Had the money been transferred or diverted? Was the original account an investment account or an investor's? Was the money a contribution to Fianna Fail or a loan (interest-free and not yet repaid, eight years later)?
As he pointed out, there was nothing illegal about the payment of £10,500 to Fianna Fail.
But it had the whiff of transactions in countries where the practice of dashing - to sweeten local officials and politicians - is taken for granted by visiting businessmen.
A friend of mine who directed engineering projects in the Middle East and Nigeria once explained that dashing was part of the job - the way they do things there, he said.
The way we do things here - and, more to the point, the changes that ought to be made in electoral practices, party funding and ethics in public life - is only beginning to be discussed.

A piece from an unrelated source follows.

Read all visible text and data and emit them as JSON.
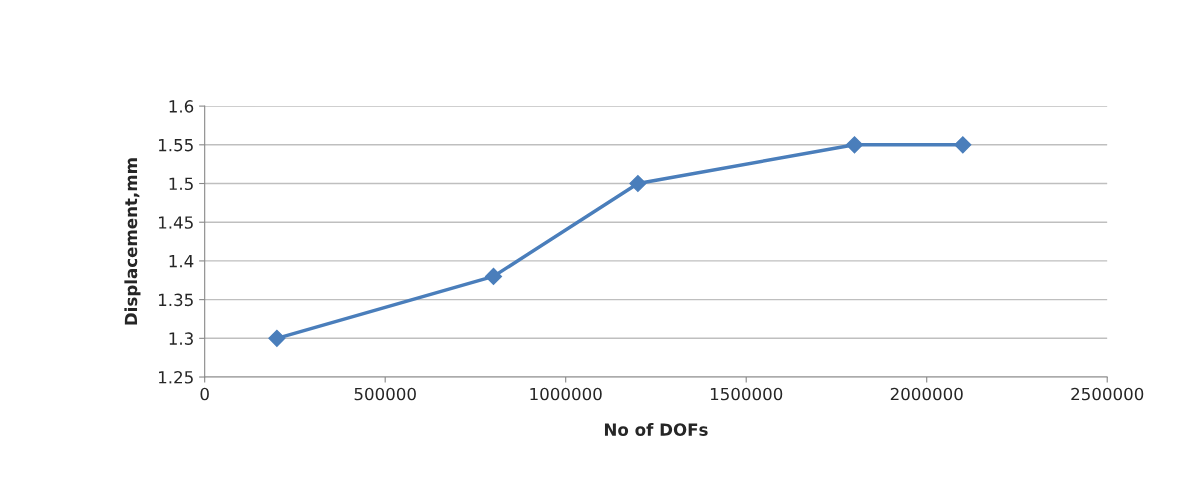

But the discussion will get nowhere if the reaction to those who raise questions is, as it was this week, one of suspicion that partisan or unspecified interests are being served.
Not-so-humble backbenchers like Mary Hanafin seemed convinced that the party's critics, egged on by persons unknown, were up to their necks in a plot to destroy the Government.
It was as if opposition was, by definition, subversive and questioning was inherently dangerous. (Plots are unnecessary when a government is bent on self-destruction.)
Fianna Fail is indeed being criticised by the opposition and by some writers and broadcasters with varying degrees of consistency and enthusiasm.
It would be mighty odd, given the news from Dublin Castle, if questions were not asked about events that gave rise to two tribunals, a dozen other inquiries and numerous disclosures in the media.
And, since most - though not all - of the politicians under investigation were leading members of Fianna Fail, it follows that most of the questions are about the party's handling of its own and the State's affairs.
The most serious threat to the Government comes from within. It's raised by the conduct of senior members of Fianna Fail, past and present, and the worry that the patience of the Progressive Democrats may snap at any time.
Younger deputies find it hard to take. They emerged from the Dail this week repeating Mr Ahern's claim that his was a clean government, cleanly led, and hoping for an end to complaints and criticism.
But Mr Ahern's performance in the Dail bore too many reminders of past performances for comfort - beginning with outright denials, ending in prevarication and confusion.
The young deputies should be reminded that much of the information that has been confirmed by tribunals first saw the light, perhaps in different form, in reports which were denied, dismissed or became the subject of libel threats when they first appeared.
Charlie McCreevy took a more cynical view of the media. He suggested on Monday that Bertie Ahern's trouble was that he was too accessible to journalists - too willing to answer questions.
And later, Mr McCreevy spent the best part of an hour discussing his own career and opinions on RTE radio with Vincent Browne.
Someone on Mr Ahern's staff had anticipated the problem during the 1997 election campaign. The party leader swept from end to end of the State on a wave of goodwill. He shook thousands of hands, hugged hundreds of admirers, smiled and was gone.
He didn't answer questions. At most stops, he wasn't asked any. Those who covered the campaign wrote about the handshakes, the smiles and the speed. People Before Politics was the slogan; politics was a dirty word.
He lost the only serious debate he took part in, but by then it didn't matter. He had the weight of Tony O'Reilly behind him and a mind-numbing fog of show business all around.
The Independent group joined in the defence of Mr Ahern yesterday, with a call for responsibility and the need to avoid the damaging effect of repeated allegations.
There was no mention of the Irish Independent's decision to publish Geraldine Kennedy's report on Thursday.
It's good to know that in Middle Abbey Street we have competitors who are not too blind to recognise a good story - and not too proud to lift it.